Life sentence for man who shot Ahmaud Arbery for hate crime

BRUNSWICK, Ga. –

The white man who fatally shot Ahmaud Arbery after chasing the 25-year-old black man in a Georgia neighborhood was sentenced Monday to life in prison for committing a federal hate crime.

Travis McMichael was sentenced by US District Court Judge Lisa Godbey Wood in the port city of Brunswick. His punishment is largely symbolic, as McMichael was sentenced earlier this year to life in prison without parole in Georgia state court for Arbery’s murder.

Wood said McMichael had received a “fair trial.”

“And it’s not lost on the court that it was the kind of trial Ahmaud Arbery didn’t get before he was shot to death,” the judge said.

Before sentencing, he heard from members of Arbery’s family. Her mother, Wanda Cooper-Jones, said that every day she feels every shot that was fired at her son.

“It’s so unfair, so unfair, so unfair that he was killed when he wasn’t even committing a crime,” he said.

McMichael declined to address the court, but his attorney, Amy Copeland, said her client had no criminal record prior to the Arbery murder charges and had served in the US Coast Guard. She asked for a more lenient sentence.

McMichael was one of three defendants convicted in February on federal hate crime charges. His father, Greg McMichael, and his neighbor William “Roddie” Bryan had sentencing hearings scheduled for Monday.

The McMichaels armed themselves with weapons and used a pickup truck to chase Arbery after he ran past their home on February 23, 2020. Bryan joined the chase in his own pickup truck and recorded cellphone video of McMichael shooting Arbery with a shotgun as Arbery threw punches. and grabbed the gun.

The McMichaels told police they suspected Arbery of being a thief. Investigators determined that he was unarmed and had committed no crime.

Arbery’s murder became part of a larger national reckoning over racial injustice and the killings of unarmed black people, including George Floyd in Minneapolis and Breonna Taylor in Kentucky. Those two cases also resulted in the Justice Department filing federal charges.

Wood scheduled back-to-back hearings Monday to individually sentence each of the defendants, starting with Travis McMichael, who killed Arbery with a shotgun after a street chase started by his father and accompanied by a neighbor, who is also white.

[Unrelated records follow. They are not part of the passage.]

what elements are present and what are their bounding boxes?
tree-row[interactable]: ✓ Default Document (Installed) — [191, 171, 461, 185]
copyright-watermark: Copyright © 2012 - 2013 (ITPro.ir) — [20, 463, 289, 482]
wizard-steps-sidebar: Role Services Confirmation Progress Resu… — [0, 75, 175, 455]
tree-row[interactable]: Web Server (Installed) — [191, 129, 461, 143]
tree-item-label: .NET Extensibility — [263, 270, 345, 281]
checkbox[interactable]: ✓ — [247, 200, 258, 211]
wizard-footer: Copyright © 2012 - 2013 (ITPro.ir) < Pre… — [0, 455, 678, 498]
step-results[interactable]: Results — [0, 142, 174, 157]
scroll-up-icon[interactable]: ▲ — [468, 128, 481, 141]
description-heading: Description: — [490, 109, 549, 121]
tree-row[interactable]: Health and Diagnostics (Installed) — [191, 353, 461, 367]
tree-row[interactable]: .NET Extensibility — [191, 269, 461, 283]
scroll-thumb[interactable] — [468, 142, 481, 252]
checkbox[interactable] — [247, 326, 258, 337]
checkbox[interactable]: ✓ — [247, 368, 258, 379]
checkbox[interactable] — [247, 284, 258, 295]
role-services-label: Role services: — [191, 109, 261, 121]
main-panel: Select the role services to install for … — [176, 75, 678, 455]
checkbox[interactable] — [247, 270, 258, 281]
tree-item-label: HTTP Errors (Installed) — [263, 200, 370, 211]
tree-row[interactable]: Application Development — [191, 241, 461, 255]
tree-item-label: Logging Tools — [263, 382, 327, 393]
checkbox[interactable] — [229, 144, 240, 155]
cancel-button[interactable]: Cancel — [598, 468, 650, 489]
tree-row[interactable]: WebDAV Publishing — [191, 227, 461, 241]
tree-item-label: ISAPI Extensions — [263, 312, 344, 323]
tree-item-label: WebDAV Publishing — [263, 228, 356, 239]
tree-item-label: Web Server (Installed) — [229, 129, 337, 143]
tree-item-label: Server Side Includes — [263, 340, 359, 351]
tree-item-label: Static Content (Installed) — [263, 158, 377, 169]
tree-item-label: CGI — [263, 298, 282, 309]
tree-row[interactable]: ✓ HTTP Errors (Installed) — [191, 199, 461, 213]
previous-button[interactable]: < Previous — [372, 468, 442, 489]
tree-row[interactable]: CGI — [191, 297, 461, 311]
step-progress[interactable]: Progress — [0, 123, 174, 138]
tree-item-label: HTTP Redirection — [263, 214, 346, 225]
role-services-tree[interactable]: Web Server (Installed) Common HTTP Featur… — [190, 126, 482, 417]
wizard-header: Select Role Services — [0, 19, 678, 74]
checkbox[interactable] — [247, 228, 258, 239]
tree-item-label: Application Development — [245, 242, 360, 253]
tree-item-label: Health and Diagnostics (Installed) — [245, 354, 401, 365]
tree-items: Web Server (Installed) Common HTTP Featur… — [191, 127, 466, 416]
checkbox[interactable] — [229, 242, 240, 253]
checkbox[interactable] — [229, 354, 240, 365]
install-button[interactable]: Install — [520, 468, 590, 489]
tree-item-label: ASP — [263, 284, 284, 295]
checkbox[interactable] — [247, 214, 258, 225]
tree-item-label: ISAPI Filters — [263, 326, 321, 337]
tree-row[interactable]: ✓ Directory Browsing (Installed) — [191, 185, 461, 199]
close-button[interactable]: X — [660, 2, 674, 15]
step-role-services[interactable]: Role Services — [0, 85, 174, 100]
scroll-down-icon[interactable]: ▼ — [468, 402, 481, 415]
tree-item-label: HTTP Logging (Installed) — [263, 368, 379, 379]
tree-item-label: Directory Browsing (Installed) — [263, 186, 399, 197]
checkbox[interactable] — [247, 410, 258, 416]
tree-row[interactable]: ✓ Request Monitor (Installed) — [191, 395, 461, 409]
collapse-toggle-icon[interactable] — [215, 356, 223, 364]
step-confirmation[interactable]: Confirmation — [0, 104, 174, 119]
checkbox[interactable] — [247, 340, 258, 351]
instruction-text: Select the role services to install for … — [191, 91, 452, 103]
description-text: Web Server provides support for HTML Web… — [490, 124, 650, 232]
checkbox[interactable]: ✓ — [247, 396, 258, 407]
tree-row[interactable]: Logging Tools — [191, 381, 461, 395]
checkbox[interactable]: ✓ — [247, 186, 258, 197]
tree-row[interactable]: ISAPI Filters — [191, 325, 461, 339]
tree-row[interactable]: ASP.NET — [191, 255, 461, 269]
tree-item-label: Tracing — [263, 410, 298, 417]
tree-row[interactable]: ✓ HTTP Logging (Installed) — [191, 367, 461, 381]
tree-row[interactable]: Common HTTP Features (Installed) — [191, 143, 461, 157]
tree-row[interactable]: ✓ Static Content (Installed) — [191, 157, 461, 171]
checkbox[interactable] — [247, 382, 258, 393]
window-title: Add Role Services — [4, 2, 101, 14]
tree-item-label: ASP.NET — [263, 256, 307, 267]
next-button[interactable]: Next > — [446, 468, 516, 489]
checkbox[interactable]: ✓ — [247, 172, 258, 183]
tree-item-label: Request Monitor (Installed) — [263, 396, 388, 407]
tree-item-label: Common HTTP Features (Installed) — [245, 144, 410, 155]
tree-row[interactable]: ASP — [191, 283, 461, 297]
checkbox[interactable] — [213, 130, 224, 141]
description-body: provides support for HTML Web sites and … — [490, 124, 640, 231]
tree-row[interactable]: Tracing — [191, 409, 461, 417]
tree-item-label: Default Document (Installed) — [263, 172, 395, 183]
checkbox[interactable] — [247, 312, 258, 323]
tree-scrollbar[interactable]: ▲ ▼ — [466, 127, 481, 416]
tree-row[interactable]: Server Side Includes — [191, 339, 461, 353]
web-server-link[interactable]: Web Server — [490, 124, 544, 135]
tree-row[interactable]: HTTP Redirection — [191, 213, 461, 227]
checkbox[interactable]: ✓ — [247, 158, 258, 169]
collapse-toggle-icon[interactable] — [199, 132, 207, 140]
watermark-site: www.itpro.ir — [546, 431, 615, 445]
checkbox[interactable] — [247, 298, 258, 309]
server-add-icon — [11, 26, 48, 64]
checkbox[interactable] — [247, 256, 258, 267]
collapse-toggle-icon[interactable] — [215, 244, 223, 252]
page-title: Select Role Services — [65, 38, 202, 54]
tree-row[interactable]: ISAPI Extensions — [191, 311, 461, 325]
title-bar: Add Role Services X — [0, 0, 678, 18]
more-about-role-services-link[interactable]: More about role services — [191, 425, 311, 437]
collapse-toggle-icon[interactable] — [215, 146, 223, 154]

Greg McMichael and Bryan also face possible life sentences after a jury convicted them in February of federal hate crimes and concluded they violated Arbery’s civil rights and targeted him because of his race. All three men were also convicted of attempted kidnapping, and the McMichaels face additional penalties for using firearms to commit a violent crime.

A state Superior Court judge imposed life sentences on the three men in January for Arbery’s murder, and both McMichaels were denied any chance of parole.

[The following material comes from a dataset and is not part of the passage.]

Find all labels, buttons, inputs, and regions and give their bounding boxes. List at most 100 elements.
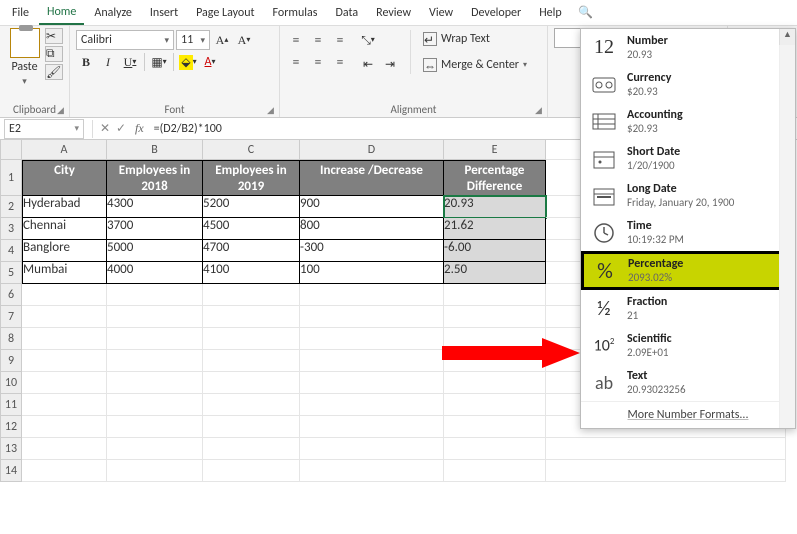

All three defendants have remained jailed in coastal Glynn County, in the custody of US Marshals, while awaiting sentencing after their federal convictions in January.

Because they were first charged and convicted of murder in state court, the protocol would turn them over to the Georgia Department of Corrections to serve life in state prison.

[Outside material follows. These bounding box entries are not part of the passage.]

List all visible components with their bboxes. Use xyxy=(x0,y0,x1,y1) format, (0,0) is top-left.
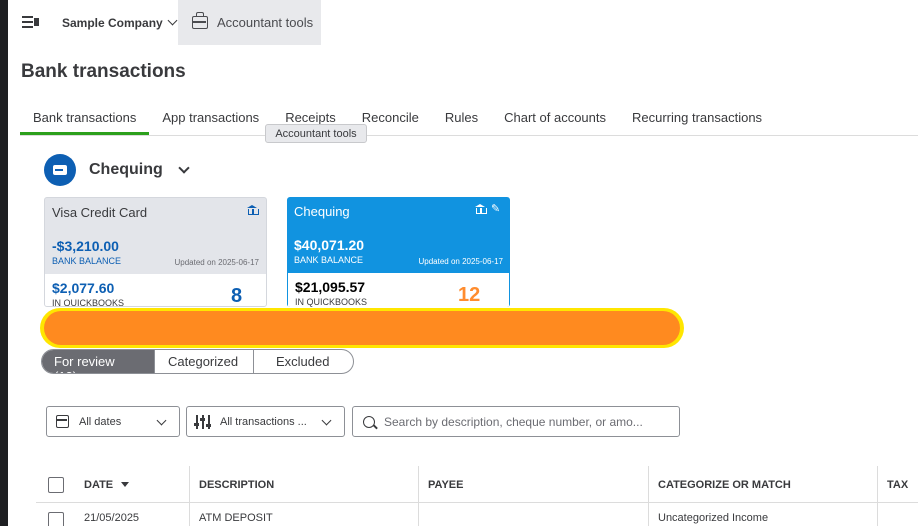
column-date[interactable]: DATE xyxy=(75,466,189,503)
bank-balance-label: BANK BALANCE xyxy=(52,256,122,266)
bank-balance-label: BANK BALANCE xyxy=(294,255,364,265)
bank-icon xyxy=(247,205,259,216)
account-card-visa[interactable]: Visa Credit Card -$3,210.00 BANK BALANCE… xyxy=(44,197,267,307)
tab-bank-transactions[interactable]: Bank transactions xyxy=(20,100,150,135)
select-all-checkbox[interactable] xyxy=(48,476,64,493)
date-filter-dropdown[interactable]: All dates xyxy=(46,406,180,437)
segment-categorized[interactable]: Categorized xyxy=(154,350,253,373)
redaction-mark xyxy=(40,308,684,348)
column-tax-label: TAX xyxy=(887,478,909,491)
chevron-down-icon xyxy=(156,415,167,426)
quickbooks-balance: $2,077.60 xyxy=(52,280,115,296)
card-account-name: Visa Credit Card xyxy=(52,205,148,220)
bank-balance: -$3,210.00 xyxy=(52,238,119,254)
account-selector[interactable]: Chequing xyxy=(44,154,190,186)
tab-rules[interactable]: Rules xyxy=(432,100,491,135)
search-input[interactable] xyxy=(384,414,674,429)
main-content: Sample Company Accountant tools Bank tra… xyxy=(8,0,918,526)
tab-bar: Bank transactions App transactions Recei… xyxy=(20,100,775,136)
card-account-name: Chequing xyxy=(294,204,350,219)
column-payee-label: PAYEE xyxy=(428,478,464,491)
filter-sliders-icon xyxy=(194,414,211,429)
accountant-tools-label: Accountant tools xyxy=(217,15,314,30)
row-payee[interactable] xyxy=(418,503,648,526)
search-box[interactable] xyxy=(352,406,680,437)
chevron-down-icon xyxy=(321,415,332,426)
tab-chart-of-accounts[interactable]: Chart of accounts xyxy=(491,100,619,135)
column-payee[interactable]: PAYEE xyxy=(418,466,648,503)
company-name: Sample Company xyxy=(62,16,163,30)
column-description-label: DESCRIPTION xyxy=(199,478,275,491)
briefcase-icon xyxy=(192,12,208,29)
table-header: DATE DESCRIPTION PAYEE CATEGORIZE OR MAT… xyxy=(36,466,918,503)
tab-app-transactions[interactable]: App transactions xyxy=(149,100,272,135)
chevron-down-icon xyxy=(178,161,190,174)
date-filter-value: All dates xyxy=(79,415,122,428)
transaction-filter-value: All transactions ... xyxy=(220,415,307,428)
pencil-icon[interactable]: ✎ xyxy=(491,204,502,215)
company-switcher[interactable]: Sample Company xyxy=(62,15,178,30)
tab-recurring-transactions[interactable]: Recurring transactions xyxy=(619,100,775,135)
transaction-filter-dropdown[interactable]: All transactions ... xyxy=(186,406,345,437)
table-row[interactable]: 21/05/2025 ATM DEPOSIT Uncategorized Inc… xyxy=(36,503,918,526)
review-count: 12 xyxy=(458,284,481,306)
column-categorize[interactable]: CATEGORIZE OR MATCH xyxy=(648,466,877,503)
review-count: 8 xyxy=(231,285,243,307)
accountant-tools-button[interactable]: Accountant tools xyxy=(178,0,321,45)
left-edge-bar xyxy=(0,0,8,526)
row-category[interactable]: Uncategorized Income xyxy=(648,503,877,526)
column-description[interactable]: DESCRIPTION xyxy=(189,466,418,503)
row-checkbox[interactable] xyxy=(48,511,64,526)
quickbooks-balance: $21,095.57 xyxy=(295,279,366,295)
row-description: ATM DEPOSIT xyxy=(189,503,418,526)
sort-desc-icon xyxy=(121,482,130,487)
tooltip: Accountant tools xyxy=(265,124,367,143)
segment-excluded[interactable]: Excluded xyxy=(253,350,353,373)
calendar-icon xyxy=(56,415,69,428)
updated-date: Updated on 2025-06-17 xyxy=(418,257,503,266)
column-categorize-label: CATEGORIZE OR MATCH xyxy=(658,478,791,491)
updated-date: Updated on 2025-06-17 xyxy=(174,258,259,267)
page-title: Bank transactions xyxy=(21,61,186,82)
search-icon xyxy=(363,415,375,428)
top-bar: Sample Company Accountant tools xyxy=(8,0,918,46)
chevron-down-icon xyxy=(167,15,178,26)
account-name: Chequing xyxy=(89,161,163,178)
tabs-divider xyxy=(20,135,918,136)
account-card-chequing[interactable]: Chequing ✎ $40,071.20 BANK BALANCE Updat… xyxy=(287,197,510,307)
row-tax[interactable] xyxy=(877,503,918,526)
collapse-menu-icon[interactable] xyxy=(22,14,40,30)
bank-account-icon xyxy=(44,154,76,186)
segment-for-review[interactable]: For review (12) xyxy=(42,350,154,373)
bank-balance: $40,071.20 xyxy=(294,237,365,253)
column-date-label: DATE xyxy=(84,478,114,491)
row-date: 21/05/2025 xyxy=(84,511,140,524)
bank-icon xyxy=(475,204,487,215)
review-status-segmented-control: For review (12) Categorized Excluded xyxy=(41,349,354,374)
column-tax[interactable]: TAX xyxy=(877,466,918,503)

In a court filing last week, both Travis and Greg McMichael asked the judge to divert them to a federal prison, saying they will not be safe in a Georgia prison system that is the subject of a US Justice Department investigation. Focused on violence between inmates. .

Copeland said during Monday’s hearing of Travis McMichael that his client has received hundreds of threats that he will be killed as soon as he arrives at the state prison and that his photo has been circulated there on illegal phones.

“I am concerned, Your Honor, that my client is effectively facing a back-door death penalty,” he said, adding that “retribution and revenge” were not sentencing factors, even for a defendant who is “publicly reviled.” “.

Arbery’s family insisted that Travis McMichael serve his sentence in state prison. His father, Marcus Arbery Sr., said Travis McMichael had shown no mercy to his son and deserved to “rot in state prison.”

Wood said she did not have the authority to order the state to relinquish custody of Travis McMichael to the Federal Bureau of Prisons, but was unwilling to do so in his case, either.

During the February hate crimes trial, prosecutors bolstered their case that Arbery’s murder was racially motivated by showing the jury approximately two dozen text messages and social media posts in which Travis McMichael and Bryan they used racist slurs and made derogatory comments about blacks.

Defense attorneys for the three men argued that the McMichaels and Bryans did not go after Arbery because of his race, but rather acted on a serious, if mistaken, suspicion that Arbery had committed crimes in their neighborhood.